Nimona opens on a setup that feels like the beginning of a joke: a solitary, brooding knight encounters a mischievous, shape-shifting teenager. But the story that unfolds is anything but predictable. With bold imagination and emotional clarity, Nimona transforms that initial premise into a moving, often hilarious exploration of friendship, identity, and belonging.

The film pairs two opposites who forge an unexpected and deeply affecting bond. Ballister Boldheart, voiced by Riz Ahmed, is a knight framed for the murder of his queen and forced into exile. Ballister’s character is shaped by a difficult past and a lingering feeling of not belonging; he finds rare comfort in his relationship with Ambrosius Goldenloin (Eugene Lee Yang), a tender element of the story that the film treats with refreshing frankness. Chloë Grace Moretz gives a rambunctious, magnetic performance as Nimona, the shape-shifting teenager whose chaotic energy dismantles Ballister’s guarded exterior and rekindles his hope.

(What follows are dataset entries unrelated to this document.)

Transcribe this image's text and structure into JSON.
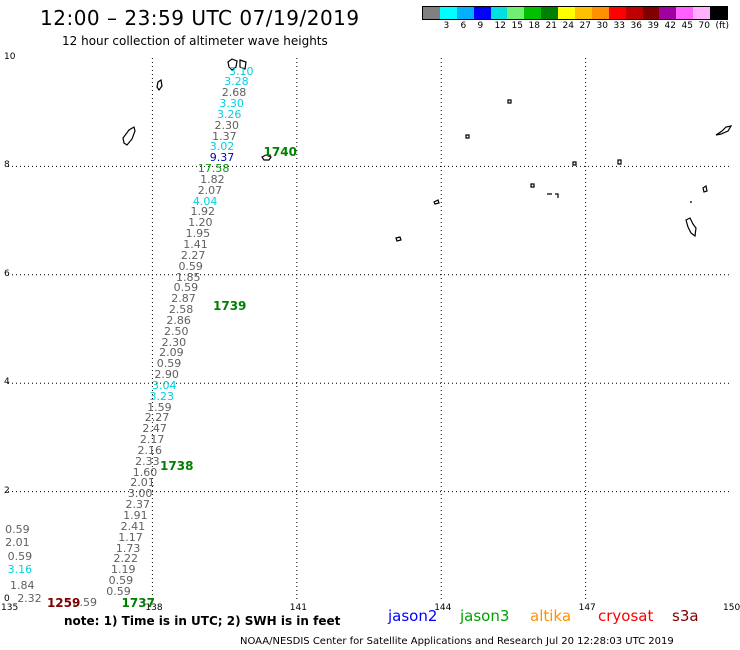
{
  "header": {
    "title": "12:00 – 23:59 UTC 07/19/2019",
    "subtitle": "12 hour collection of altimeter wave heights"
  },
  "legend": {
    "colors": [
      "#808080",
      "#00ffff",
      "#00b0ff",
      "#0000ff",
      "#00e0e0",
      "#70f070",
      "#00c000",
      "#008000",
      "#ffff00",
      "#ffc000",
      "#ff9000",
      "#ff0000",
      "#c00000",
      "#800000",
      "#a000a0",
      "#ff60ff",
      "#ffb0ff",
      "#000000"
    ],
    "labels": [
      "3",
      "6",
      "9",
      "12",
      "15",
      "18",
      "21",
      "24",
      "27",
      "30",
      "33",
      "36",
      "39",
      "42",
      "45",
      "70",
      "(ft)"
    ]
  },
  "axes": {
    "x_ticks": [
      "135",
      "138",
      "141",
      "144",
      "147",
      "150"
    ],
    "y_ticks": [
      "0",
      "2",
      "4",
      "6",
      "8",
      "10"
    ]
  },
  "observations": [
    {
      "text": "3.10",
      "color": "#00d0e0",
      "lon": 140.1,
      "lat": 9.75
    },
    {
      "text": "3.28",
      "color": "#00d0e0",
      "lon": 140.0,
      "lat": 9.55
    },
    {
      "text": "2.68",
      "color": "#606060",
      "lon": 139.95,
      "lat": 9.35
    },
    {
      "text": "3.30",
      "color": "#00d0e0",
      "lon": 139.9,
      "lat": 9.15
    },
    {
      "text": "3.26",
      "color": "#00d0e0",
      "lon": 139.85,
      "lat": 8.95
    },
    {
      "text": "2.30",
      "color": "#606060",
      "lon": 139.8,
      "lat": 8.75
    },
    {
      "text": "1.37",
      "color": "#606060",
      "lon": 139.75,
      "lat": 8.55
    },
    {
      "text": "3.02",
      "color": "#00d0e0",
      "lon": 139.7,
      "lat": 8.35
    },
    {
      "text": "9.37",
      "color": "#0000c0",
      "lon": 139.7,
      "lat": 8.15
    },
    {
      "text": "17.58",
      "color": "#00a000",
      "lon": 139.6,
      "lat": 7.95
    },
    {
      "text": "1.82",
      "color": "#606060",
      "lon": 139.5,
      "lat": 7.75
    },
    {
      "text": "2.07",
      "color": "#606060",
      "lon": 139.45,
      "lat": 7.55
    },
    {
      "text": "4.04",
      "color": "#00d0e0",
      "lon": 139.35,
      "lat": 7.35
    },
    {
      "text": "1.92",
      "color": "#606060",
      "lon": 139.3,
      "lat": 7.15
    },
    {
      "text": "1.20",
      "color": "#606060",
      "lon": 139.25,
      "lat": 6.95
    },
    {
      "text": "1.95",
      "color": "#606060",
      "lon": 139.2,
      "lat": 6.75
    },
    {
      "text": "1.41",
      "color": "#606060",
      "lon": 139.15,
      "lat": 6.55
    },
    {
      "text": "2.27",
      "color": "#606060",
      "lon": 139.1,
      "lat": 6.35
    },
    {
      "text": "0.59",
      "color": "#606060",
      "lon": 139.05,
      "lat": 6.15
    },
    {
      "text": "1.85",
      "color": "#606060",
      "lon": 139.0,
      "lat": 5.95
    },
    {
      "text": "0.59",
      "color": "#606060",
      "lon": 138.95,
      "lat": 5.75
    },
    {
      "text": "2.87",
      "color": "#606060",
      "lon": 138.9,
      "lat": 5.55
    },
    {
      "text": "2.58",
      "color": "#606060",
      "lon": 138.85,
      "lat": 5.35
    },
    {
      "text": "2.86",
      "color": "#606060",
      "lon": 138.8,
      "lat": 5.15
    },
    {
      "text": "2.50",
      "color": "#606060",
      "lon": 138.75,
      "lat": 4.95
    },
    {
      "text": "2.30",
      "color": "#606060",
      "lon": 138.7,
      "lat": 4.75
    },
    {
      "text": "2.09",
      "color": "#606060",
      "lon": 138.65,
      "lat": 4.55
    },
    {
      "text": "0.59",
      "color": "#606060",
      "lon": 138.6,
      "lat": 4.35
    },
    {
      "text": "2.90",
      "color": "#606060",
      "lon": 138.55,
      "lat": 4.15
    },
    {
      "text": "3.04",
      "color": "#00d0e0",
      "lon": 138.5,
      "lat": 3.95
    },
    {
      "text": "3.23",
      "color": "#00d0e0",
      "lon": 138.45,
      "lat": 3.75
    },
    {
      "text": "1.59",
      "color": "#606060",
      "lon": 138.4,
      "lat": 3.55
    },
    {
      "text": "2.27",
      "color": "#606060",
      "lon": 138.35,
      "lat": 3.35
    },
    {
      "text": "2.47",
      "color": "#606060",
      "lon": 138.3,
      "lat": 3.15
    },
    {
      "text": "2.17",
      "color": "#606060",
      "lon": 138.25,
      "lat": 2.95
    },
    {
      "text": "2.16",
      "color": "#606060",
      "lon": 138.2,
      "lat": 2.75
    },
    {
      "text": "2.33",
      "color": "#606060",
      "lon": 138.15,
      "lat": 2.55
    },
    {
      "text": "1.60",
      "color": "#606060",
      "lon": 138.1,
      "lat": 2.35
    },
    {
      "text": "2.01",
      "color": "#606060",
      "lon": 138.05,
      "lat": 2.15
    },
    {
      "text": "3.00",
      "color": "#606060",
      "lon": 138.0,
      "lat": 1.95
    },
    {
      "text": "2.37",
      "color": "#606060",
      "lon": 137.95,
      "lat": 1.75
    },
    {
      "text": "1.91",
      "color": "#606060",
      "lon": 137.9,
      "lat": 1.55
    },
    {
      "text": "2.41",
      "color": "#606060",
      "lon": 137.85,
      "lat": 1.35
    },
    {
      "text": "1.17",
      "color": "#606060",
      "lon": 137.8,
      "lat": 1.15
    },
    {
      "text": "1.73",
      "color": "#606060",
      "lon": 137.75,
      "lat": 0.95
    },
    {
      "text": "2.22",
      "color": "#606060",
      "lon": 137.7,
      "lat": 0.75
    },
    {
      "text": "1.19",
      "color": "#606060",
      "lon": 137.65,
      "lat": 0.55
    },
    {
      "text": "0.59",
      "color": "#606060",
      "lon": 137.6,
      "lat": 0.35
    },
    {
      "text": "0.59",
      "color": "#606060",
      "lon": 137.55,
      "lat": 0.15
    },
    {
      "text": "0.59",
      "color": "#606060",
      "lon": 136.85,
      "lat": -0.05
    },
    {
      "text": "0.59",
      "color": "#606060",
      "lon": 135.45,
      "lat": 1.3
    },
    {
      "text": "2.01",
      "color": "#606060",
      "lon": 135.45,
      "lat": 1.05
    },
    {
      "text": "0.59",
      "color": "#606060",
      "lon": 135.5,
      "lat": 0.8
    },
    {
      "text": "3.16",
      "color": "#00d0e0",
      "lon": 135.5,
      "lat": 0.55
    },
    {
      "text": "1.84",
      "color": "#606060",
      "lon": 135.55,
      "lat": 0.25
    },
    {
      "text": "2.32",
      "color": "#606060",
      "lon": 135.7,
      "lat": 0.02
    }
  ],
  "passes": [
    {
      "text": "1740",
      "color": "#008000",
      "lon": 140.6,
      "lat": 8.25
    },
    {
      "text": "1739",
      "color": "#008000",
      "lon": 139.55,
      "lat": 5.4
    },
    {
      "text": "1738",
      "color": "#008000",
      "lon": 138.45,
      "lat": 2.45
    },
    {
      "text": "1737",
      "color": "#008000",
      "lon": 137.65,
      "lat": -0.08
    },
    {
      "text": "1259",
      "color": "#800000",
      "lon": 136.1,
      "lat": -0.08
    }
  ],
  "footer": {
    "note": "note: 1) Time is in UTC; 2) SWH is in feet",
    "missions": [
      {
        "name": "jason2",
        "color": "#0000ff"
      },
      {
        "name": "jason3",
        "color": "#00a000"
      },
      {
        "name": "altika",
        "color": "#ff9000"
      },
      {
        "name": "cryosat",
        "color": "#ff0000"
      },
      {
        "name": "s3a",
        "color": "#800000"
      }
    ],
    "credit": "NOAA/NESDIS Center for Satellite Applications and Research    Jul 20 12:28:03 UTC 2019"
  }
}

Nimona can transform into anything she wishes: animal, beast, or fantastical hybrid. Most often she chooses the form of a punk-rock teen—piercings, pink pixie cut, and a love of destruction—which becomes a visual and narrative counterpoint to Ballister’s muted, controlled world. The film treats Nimona’s shapeshifting as more than a fantasy ability; it acts as an affecting metaphor for gender fluidity and the experience of transition. When Nimona says she would not be truly living if she could not change form, the line lands as a frank and humane articulation of identity and survival.

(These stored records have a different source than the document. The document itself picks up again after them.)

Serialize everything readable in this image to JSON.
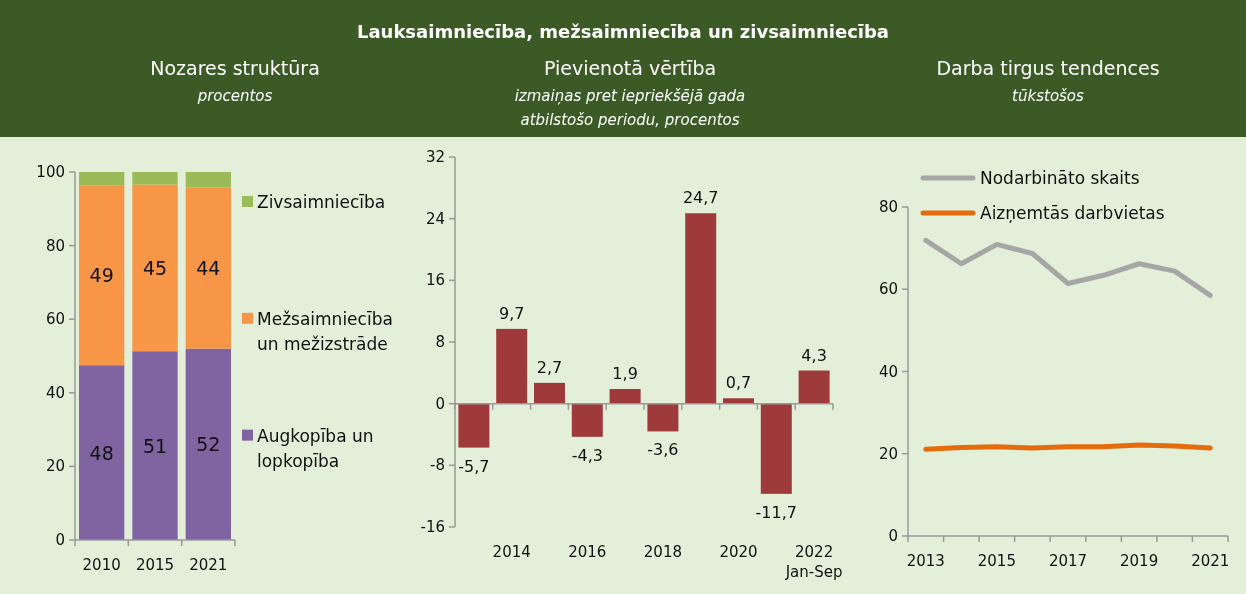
{
  "chart_data": [
    {
      "type": "bar",
      "stacked": true,
      "title": "Nozares struktūra",
      "subtitle": "procentos",
      "annotations": [
        "Lauksaimniecība, mežsaimniecība un zivsaimniecība"
      ],
      "categories": [
        "2010",
        "2015",
        "2021"
      ],
      "ylim": [
        0,
        100
      ],
      "yticks": [
        0,
        20,
        40,
        60,
        80,
        100
      ],
      "legend": "right",
      "series": [
        {
          "name": "Augkopība un lopkopība",
          "color": "#8064a2",
          "values": [
            47.5,
            51.3,
            52.0
          ],
          "value_labels": [
            "48",
            "51",
            "52"
          ]
        },
        {
          "name": "Mežsaimniecība un mežizstrāde",
          "color": "#f79646",
          "values": [
            48.9,
            45.3,
            43.8
          ],
          "value_labels": [
            "49",
            "45",
            "44"
          ]
        },
        {
          "name": "Zivsaimniecība",
          "color": "#9bbb59",
          "values": [
            3.6,
            3.4,
            4.2
          ]
        }
      ]
    },
    {
      "type": "bar",
      "title": "Pievienotā vērtība",
      "subtitle": "izmaiņas pret iepriekšējā gada\natbilstošo periodu, procentos",
      "categories": [
        null,
        "2014",
        null,
        "2016",
        null,
        "2018",
        null,
        "2020",
        null,
        "2022\nJan-Sep"
      ],
      "ylim": [
        -16,
        32
      ],
      "yticks": [
        -16,
        -8,
        0,
        8,
        16,
        24,
        32
      ],
      "series": [
        {
          "color": "#9e3a3a",
          "values": [
            -5.7,
            9.7,
            2.7,
            -4.3,
            1.9,
            -3.6,
            24.7,
            0.7,
            -11.7,
            4.3
          ],
          "value_labels": [
            "-5,7",
            "9,7",
            "2,7",
            "-4,3",
            "1,9",
            "-3,6",
            "24,7",
            "0,7",
            "-11,7",
            "4,3"
          ]
        }
      ]
    },
    {
      "type": "line",
      "title": "Darba tirgus tendences",
      "subtitle": "tūkstošos",
      "categories": [
        "2013",
        null,
        "2015",
        null,
        "2017",
        null,
        "2019",
        null,
        "2021"
      ],
      "ylim": [
        0,
        80
      ],
      "yticks": [
        0,
        20,
        40,
        60,
        80
      ],
      "legend": "top left",
      "series": [
        {
          "name": "Nodarbināto skaits",
          "color": "#a6a6a6",
          "values": [
            71.9,
            66.2,
            70.9,
            68.7,
            61.4,
            63.4,
            66.2,
            64.4,
            58.5
          ]
        },
        {
          "name": "Aizņemtās darbvietas",
          "color": "#e46c0a",
          "values": [
            21.1,
            21.5,
            21.7,
            21.4,
            21.7,
            21.7,
            22.1,
            21.9,
            21.4
          ]
        }
      ]
    }
  ]
}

The film’s setting blends futuristic and medieval influences into a vibrant, distinctive look. Neon-lit screens, rock music, and cyberpunk touches sit comfortably alongside knights, castles, and chivalric codes. The aesthetic recalls the audacity of modern animated experiments: bright, saturated color palettes and imaginative worldbuilding that place a classic hero narrative into a contemporary, genre-bending landscape. Nimona’s pinks and neon tones frequently puncture Ballister’s cooler blues and greys, visually underscoring their emotional contrasts and eventual interdependence.

Nimona scene

Adapted from ND Stevenson’s graphic novel, the film merges 2D-inspired character work with three-dimensional environments, creating a playful, geometric visual language that feels simultaneously contemporary and cartoonish. The production design layers textures and depth around expressive, flat-lined characters; it doesn’t slavishly reproduce the comic’s art but captures its spirit through color, movement, and attitude. Action sequences are kinetic and inventive, while quieter moments allow the characters’ vulnerabilities to surface.

Humor plays an essential role, balancing high-energy set pieces with heartfelt beats. The script uses wit and timing to expose character and theme rather than relying on constant gags. Chloë Grace Moretz’s voice work injects Nimona with a combustible, youthful irreverence that fuels both comedy and pathos. Riz Ahmed’s Ballister provides a grounded counterbalance: weary, wounded, and gradually opened by Nimona’s persistence. The soundtrack—anchored in rock sensibilities—amplifies the film’s rebellious spirit and helps carry the emotional currents through chase scenes, fights, and tender interludes.

What sets Nimona apart is its unflinching embrace of inclusivity. The film treats queer relationships and gender fluidity as integral, not incidental, elements of its story world. It never reduces these themes to tokenism; instead, it centers them in the narrative and lets them inform character motivations and conflicts. That emphasis gives the film cultural resonance in addition to its aesthetic inventiveness.

Overall, Nimona stakes out a distinctive place in modern animation. It combines bold stylistic choices with sincere emotional storytelling, delivering both laugh-out-loud moments and quiet reflection. Its visual palette functions as an emotional language, and its characters—flawed, funny, fierce—feel authentically drawn. Whether viewed as a joyful adventure or a thoughtful meditation on identity and acceptance, Nimona is a memorable film that expands what animated features can say and how they can look.

While other animated films may dominate awards conversation, Nimona deserves recognition for its originality and its willingness to tell a story about difference with humor and heart. Its core message is simple and powerful: embrace who you are, and let that truth break through the world’s expectations.